Given the challenges facing crews, the fall in the level of general happiness, or wellbeing of seafarers, is perhaps no surprise. The main shoutouts rest on three core concerns – growing restlessness, boredom, fatigue and the pressures of not knowing when or if seafarers will get back home due to the crew change crisis. The lack of stimulation was even described as the 'zombification of the workforce' with massive implications for operational safety and standards.
The latest report, which covers the second quarter of 2021, showed that seafarers are becoming frustrated with constantly being in the same environment. Key concerns included the crew change crisis, the lack of shore leave, delays in seafarers' keyworker status being recognised and the lack of wider vaccination programmes by governments and industry.
One seafarer who responded to the survey mentioned having experienced eighteen-months without setting foot on land, highlighting the dramatic need for the industry to do more.
The report acknowledges that the maritime industry has started putting vaccination plans into action with leading flag states and big seafaring nations including Cyprus, Singapore, Philippines, Germany and the USA leading the way at their respective seafarer centres. However, with happiness levels down to 5.99 out of 10, the index indicates it is time for the industry to ramp up international progress.
Responses from seafarers also revealed a worrying trend with reports of companies − namely manning agents − lying to crew, withholding pay, underpaying, and even threatening seafarers, despite longer hours and rising workload for seafarers. Some seafarers reported having to work 11-12 hours daily, compared to 8-9 hours before the COVID-19 pandemic.
In previous Seafarers Happiness Index reports, it was possible to see a rising tide of optimism as crews thought that either the pandemic was receding, or that vaccinations would lift the pall of the crew change crisis. The latest responses show that if people know when they are going home, there is hope. However, if there is doubt, fear and uncertainty, then everything becomes a problem, and the pressures on board seem to be ramping up.
Secretary-general of The Mission to Seafarers Andrew Wright said: 'As vaccination programmes in many countries have progressed, seafarers have once again been left behind.
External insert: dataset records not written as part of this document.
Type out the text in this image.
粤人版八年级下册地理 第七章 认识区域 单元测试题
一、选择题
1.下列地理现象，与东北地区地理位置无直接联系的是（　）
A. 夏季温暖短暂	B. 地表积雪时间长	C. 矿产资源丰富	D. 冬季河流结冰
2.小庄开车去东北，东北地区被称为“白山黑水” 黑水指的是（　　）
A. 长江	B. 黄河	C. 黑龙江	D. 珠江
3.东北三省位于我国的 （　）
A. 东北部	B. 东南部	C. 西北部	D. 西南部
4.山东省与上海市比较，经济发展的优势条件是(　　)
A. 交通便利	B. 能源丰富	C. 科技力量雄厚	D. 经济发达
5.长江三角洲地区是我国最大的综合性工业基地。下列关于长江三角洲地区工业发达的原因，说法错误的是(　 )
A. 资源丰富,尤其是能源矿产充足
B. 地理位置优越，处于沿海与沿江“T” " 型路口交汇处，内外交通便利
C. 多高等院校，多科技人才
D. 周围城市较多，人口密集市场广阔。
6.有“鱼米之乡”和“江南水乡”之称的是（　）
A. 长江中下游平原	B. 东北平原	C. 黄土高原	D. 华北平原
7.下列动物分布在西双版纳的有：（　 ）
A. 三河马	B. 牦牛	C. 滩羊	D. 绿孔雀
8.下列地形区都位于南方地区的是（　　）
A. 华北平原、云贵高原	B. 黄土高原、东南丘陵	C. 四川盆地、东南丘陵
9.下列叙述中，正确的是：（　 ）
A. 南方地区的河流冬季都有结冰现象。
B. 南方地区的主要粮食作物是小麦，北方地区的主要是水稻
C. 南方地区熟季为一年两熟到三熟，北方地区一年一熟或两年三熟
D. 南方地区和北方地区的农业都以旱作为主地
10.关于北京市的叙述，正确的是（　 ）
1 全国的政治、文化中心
This quarter's Seafarer Happiness Index results are not only concerning but they suggest that the situation is going backwards after the progress that had been made in the last quarter.
'The only sustainable solution is to once again call on governments and the industry to designate seafarers as keyworkers and speed up the vaccination process for crew, which may be the only hope of getting them home to their loved ones, as well as permitting them shore leave.'
The regular reports are carried out with support from Wallem Group and the Standard Club.